I'm one of the developers of Piwi, so I hope I can give you some hints:
Till now no performance issues have been reported to our bugtracker (http://code.google.com/p/piwi/issues/list).
I did not use Piwi for webapplications with that many concurrent users, but I did some performance tests.
Here my test setup and the results:
Apache was used as a webserver.
The Tool JMeter 2.3.2 was used to perform HTTP-requests.
A single thread was used to run the same request in a loop (only HTML was retrieved from the server, no images and css files were requested).
I measured how many requests the server could handle per second, depending on the contents of the page. Every measure was repeated three times (normal, with caching enabled, as static HTML file).
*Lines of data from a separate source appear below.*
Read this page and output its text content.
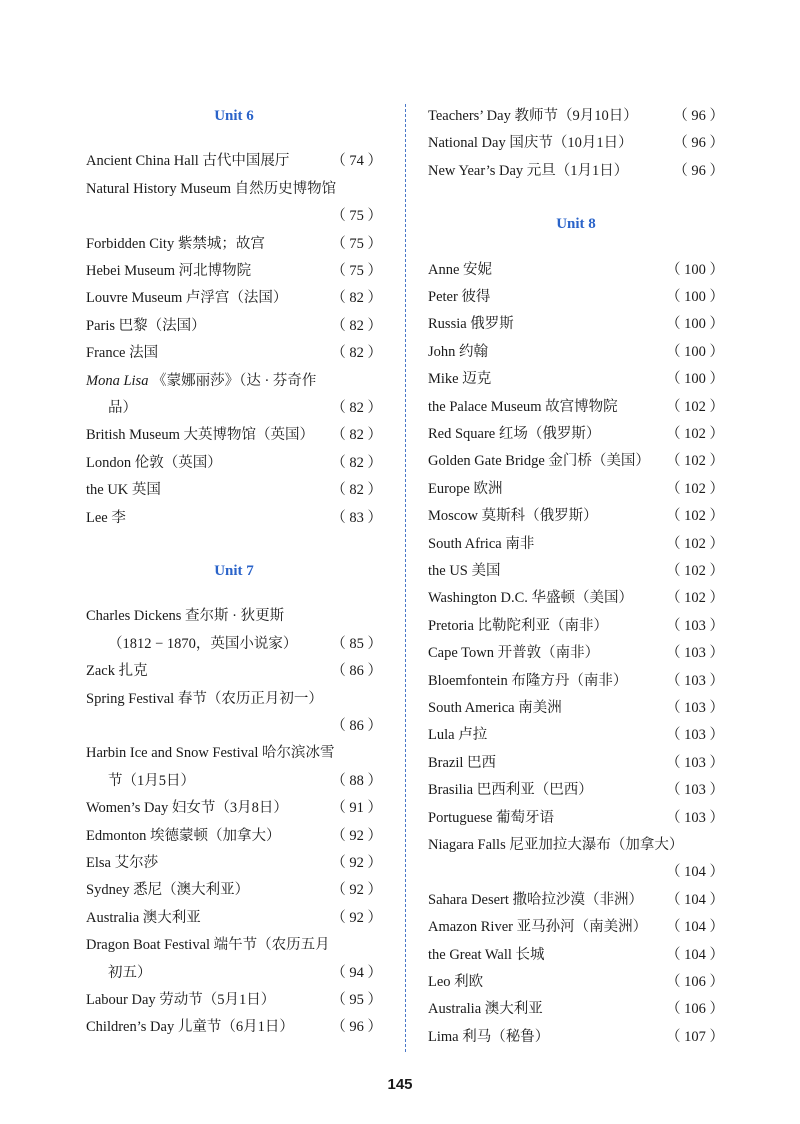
Unit 6
Ancient China Hall 古代中国展厅	（ 74 ）
Natural History Museum 自然历史博物馆
（ 75 ）
Forbidden City 紫禁城；故宫	（ 75 ）
Hebei Museum 河北博物院	（ 75 ）
Louvre Museum 卢浮宫（法国）	（ 82 ）
Paris 巴黎（法国）	（ 82 ）
France 法国	（ 82 ）
Mona Lisa 《蒙娜丽莎》（达 · 芬奇作
品）	（ 82 ）
British Museum 大英博物馆（英国） （ 82 ）
London 伦敦（英国）	（ 82 ）
the UK 英国	（ 82 ）
Lee 李	（ 83 ）
Unit 7
Charles Dickens 查尔斯 · 狄更斯
（1812 − 1870，英国小说家） （ 85 ）
Zack 扎克	（ 86 ）
Spring Festival 春节（农历正月初一）
（ 86 ）
Harbin Ice and Snow Festival 哈尔滨冰雪
节（1月5日）	（ 88 ）
Women’s Day 妇女节（3月8日）	（ 91 ）
Edmonton 埃德蒙顿（加拿大）	（ 92 ）
Elsa 艾尔莎	（ 92 ）
Sydney 悉尼（澳大利亚）	（ 92 ）
Australia 澳大利亚	（ 92 ）
Dragon Boat Festival 端午节（农历五月
初五）	（ 94 ）
Labour Day 劳动节（5月1日）	（ 95 ）
Children’s Day 儿童节（6月1日）	（ 96 ）
Teachers’ Day 教师节（9月10日） （ 96 ）
National Day 国庆节（10月1日）	（ 96 ）
New Year’s Day 元旦（1月1日）	（ 96 ）
Unit 8
Anne 安妮	（ 100 ）
Peter 彼得	（ 100 ）
Russia 俄罗斯	（ 100 ）
John 约翰	（ 100 ）
Mike 迈克	（ 100 ）
the Palace Museum 故宫博物院	（ 102 ）
Red Square 红场（俄罗斯）	（ 102 ）
Golden Gate Bridge 金门桥（美国） （ 102 ）
Europe 欧洲	（ 102 ）
Moscow 莫斯科（俄罗斯）	（ 102 ）
South Africa 南非	（ 102 ）
the US 美国	（ 102 ）
Washington D.C. 华盛顿（美国） （ 102 ）
Pretoria 比勒陀利亚（南非）	（ 103 ）
Cape Town 开普敦（南非）	（ 103 ）
Bloemfontein 布隆方丹（南非）	（ 103 ）
South America 南美洲	（ 103 ）
Lula 卢拉	（ 103 ）
Brazil 巴西	（ 103 ）
Brasilia 巴西利亚（巴西）	（ 103 ）
Portuguese 葡萄牙语	（ 103 ）
Niagara Falls 尼亚加拉大瀑布（加拿大）
（ 104 ）
Sahara Desert 撒哈拉沙漠（非洲） （ 104 ）
Amazon River 亚马孙河（南美洲） （ 104 ）
the Great Wall 长城	（ 104 ）
Leo 利欧	（ 106 ）
Australia 澳大利亚	（ 106 ）
Lima 利马（秘鲁）	（ 107 ）
145
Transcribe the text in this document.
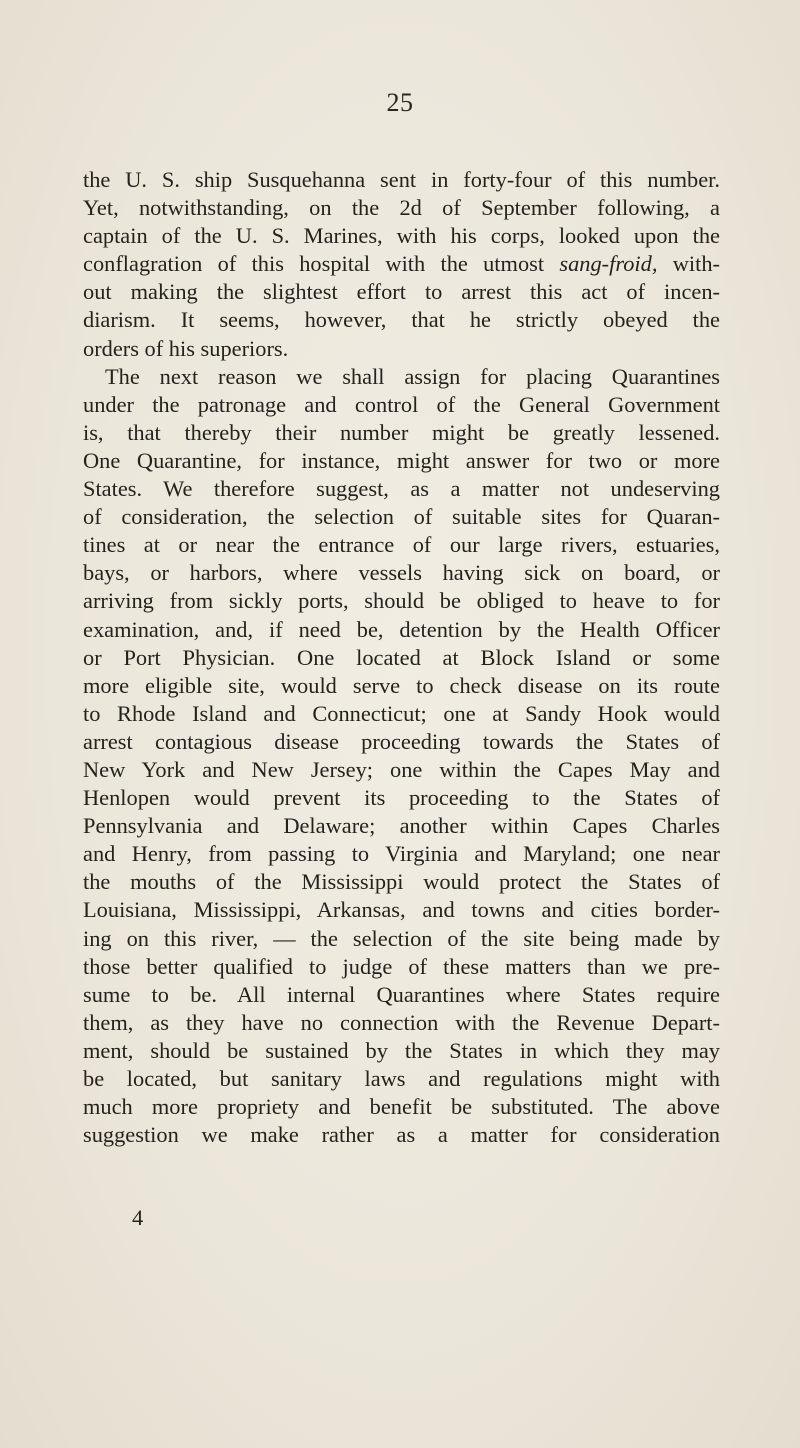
25
the U. S. ship Susquehanna sent in forty-four of this number.
Yet, notwithstanding, on the 2d of September following, a
captain of the U. S. Marines, with his corps, looked upon the
conflagration of this hospital with the utmost sang-froid, with-
out making the slightest effort to arrest this act of incen-
diarism. It seems, however, that he strictly obeyed the
orders of his superiors.
The next reason we shall assign for placing Quarantines
under the patronage and control of the General Government
is, that thereby their number might be greatly lessened.
One Quarantine, for instance, might answer for two or more
States. We therefore suggest, as a matter not undeserving
of consideration, the selection of suitable sites for Quaran-
tines at or near the entrance of our large rivers, estuaries,
bays, or harbors, where vessels having sick on board, or
arriving from sickly ports, should be obliged to heave to for
examination, and, if need be, detention by the Health Officer
or Port Physician. One located at Block Island or some
more eligible site, would serve to check disease on its route
to Rhode Island and Connecticut; one at Sandy Hook would
arrest contagious disease proceeding towards the States of
New York and New Jersey; one within the Capes May and
Henlopen would prevent its proceeding to the States of
Pennsylvania and Delaware; another within Capes Charles
and Henry, from passing to Virginia and Maryland; one near
the mouths of the Mississippi would protect the States of
Louisiana, Mississippi, Arkansas, and towns and cities border-
ing on this river, — the selection of the site being made by
those better qualified to judge of these matters than we pre-
sume to be. All internal Quarantines where States require
them, as they have no connection with the Revenue Depart-
ment, should be sustained by the States in which they may
be located, but sanitary laws and regulations might with
much more propriety and benefit be substituted. The above
suggestion we make rather as a matter for consideration
4
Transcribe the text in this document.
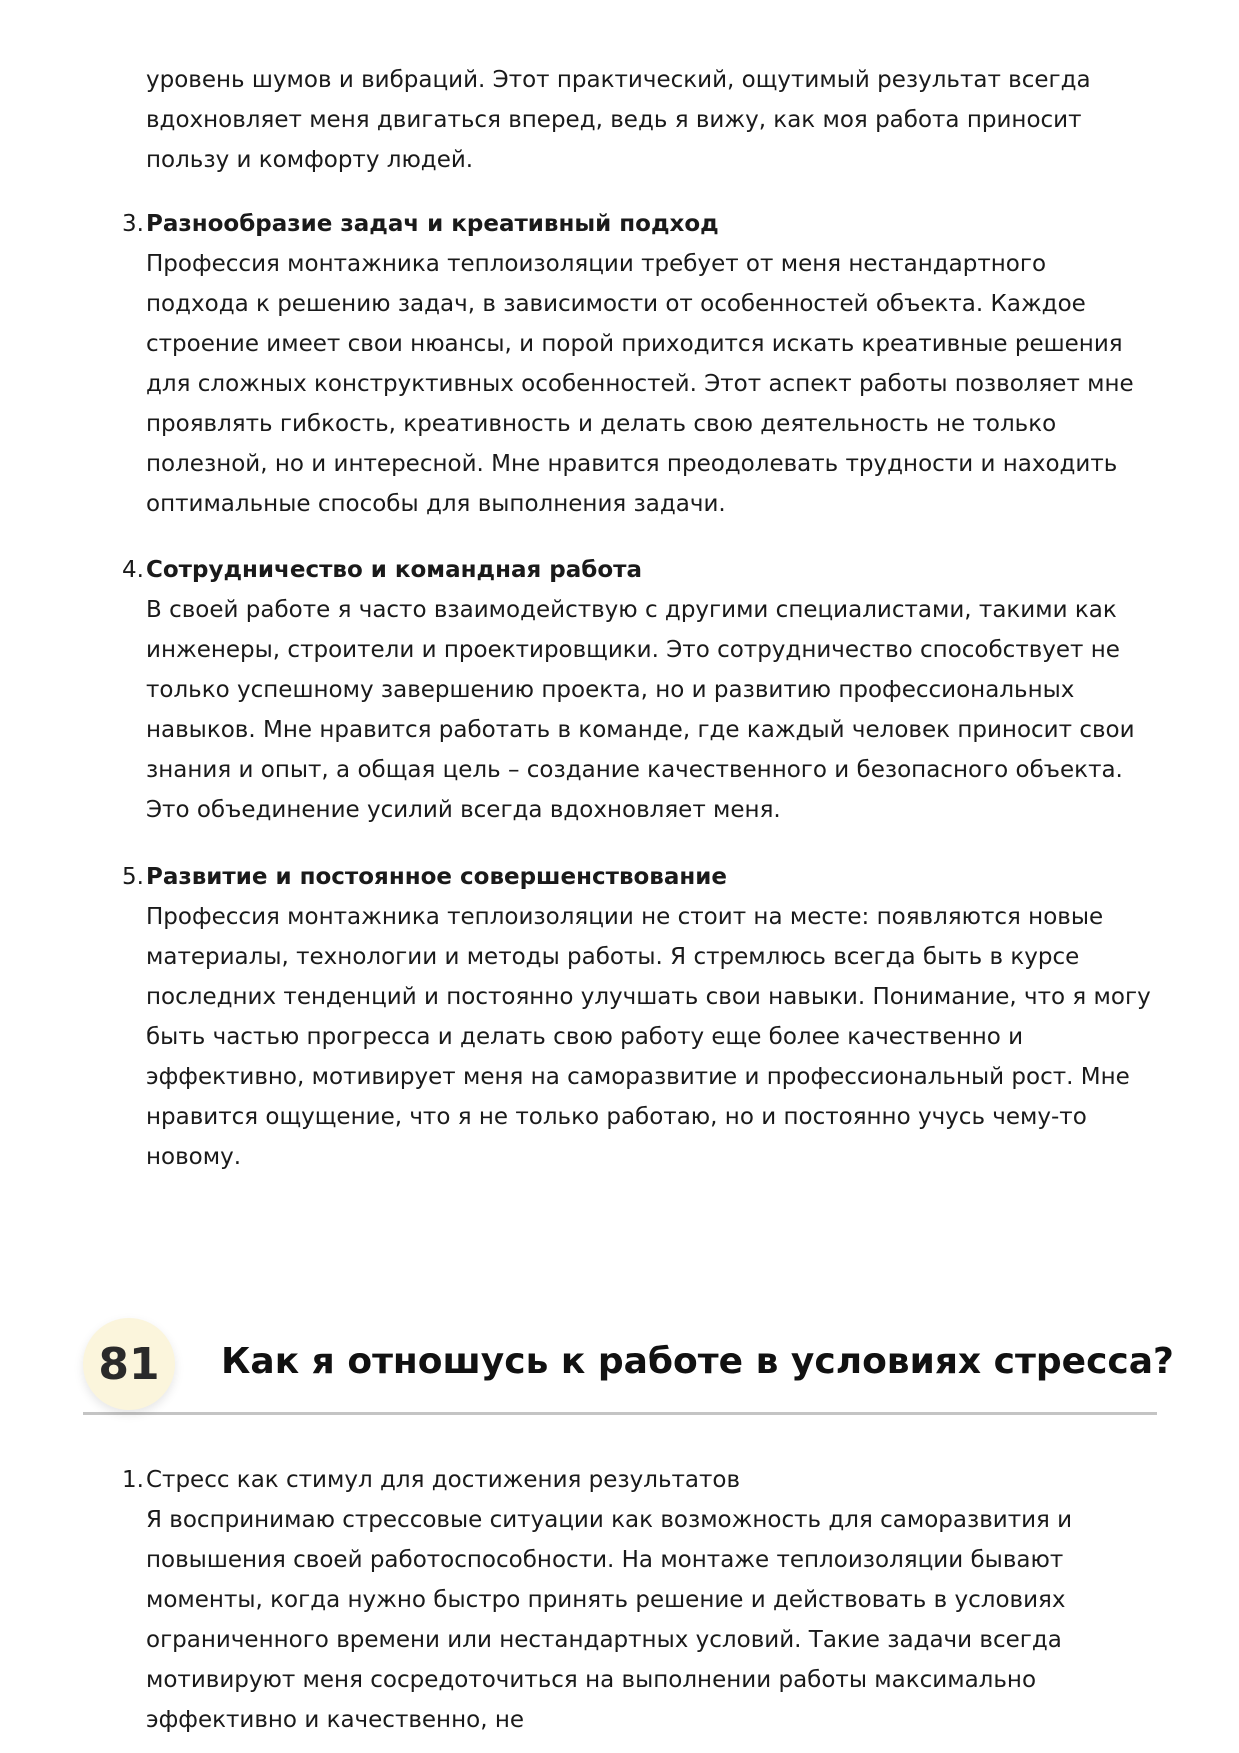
уровень шумов и вибраций. Этот практический, ощутимый результат всегда вдохновляет меня двигаться вперед, ведь я вижу, как моя работа приносит пользу и комфорту людей.

3. Разнообразие задач и креативный подход
Профессия монтажника теплоизоляции требует от меня нестандартного подхода к решению задач, в зависимости от особенностей объекта. Каждое строение имеет свои нюансы, и порой приходится искать креативные решения для сложных конструктивных особенностей. Этот аспект работы позволяет мне проявлять гибкость, креативность и делать свою деятельность не только полезной, но и интересной. Мне нравится преодолевать трудности и находить оптимальные способы для выполнения задачи.
4. Сотрудничество и командная работа
В своей работе я часто взаимодействую с другими специалистами, такими как инженеры, строители и проектировщики. Это сотрудничество способствует не только успешному завершению проекта, но и развитию профессиональных навыков. Мне нравится работать в команде, где каждый человек приносит свои знания и опыт, а общая цель – создание качественного и безопасного объекта. Это объединение усилий всегда вдохновляет меня.
5. Развитие и постоянное совершенствование
Профессия монтажника теплоизоляции не стоит на месте: появляются новые материалы, технологии и методы работы. Я стремлюсь всегда быть в курсе последних тенденций и постоянно улучшать свои навыки. Понимание, что я могу быть частью прогресса и делать свою работу еще более качественно и эффективно, мотивирует меня на саморазвитие и профессиональный рост. Мне нравится ощущение, что я не только работаю, но и постоянно учусь чему-то новому.
81	Как я отношусь к работе в условиях стресса?
1. Стресс как стимул для достижения результатов
Я воспринимаю стрессовые ситуации как возможность для саморазвития и повышения своей работоспособности. На монтаже теплоизоляции бывают моменты, когда нужно быстро принять решение и действовать в условиях ограниченного времени или нестандартных условий. Такие задачи всегда мотивируют меня сосредоточиться на выполнении работы максимально эффективно и качественно, не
Content | normal | with Cache | static File
Only text | 11,9 | 12,7 | 64,7
Generator | 9,0 | 13,0 | 64,2
Generator with images | 8,8 | 12,7 | 64,7
Forms | 10,9 | 10,9 | 64,4
Interpretation:
- Caching improves performance up to 44%. Even static contents are delivered 7% faster. This is due to the fact that only one XSLT transformation has to be performed (instead of two).
- Generators and database access does not influence the overall performance very much.
I did not measure other frameworks so I can't make no statement about the general performance.
Did you deploy the website in the meantime? I would like to hear about your experience.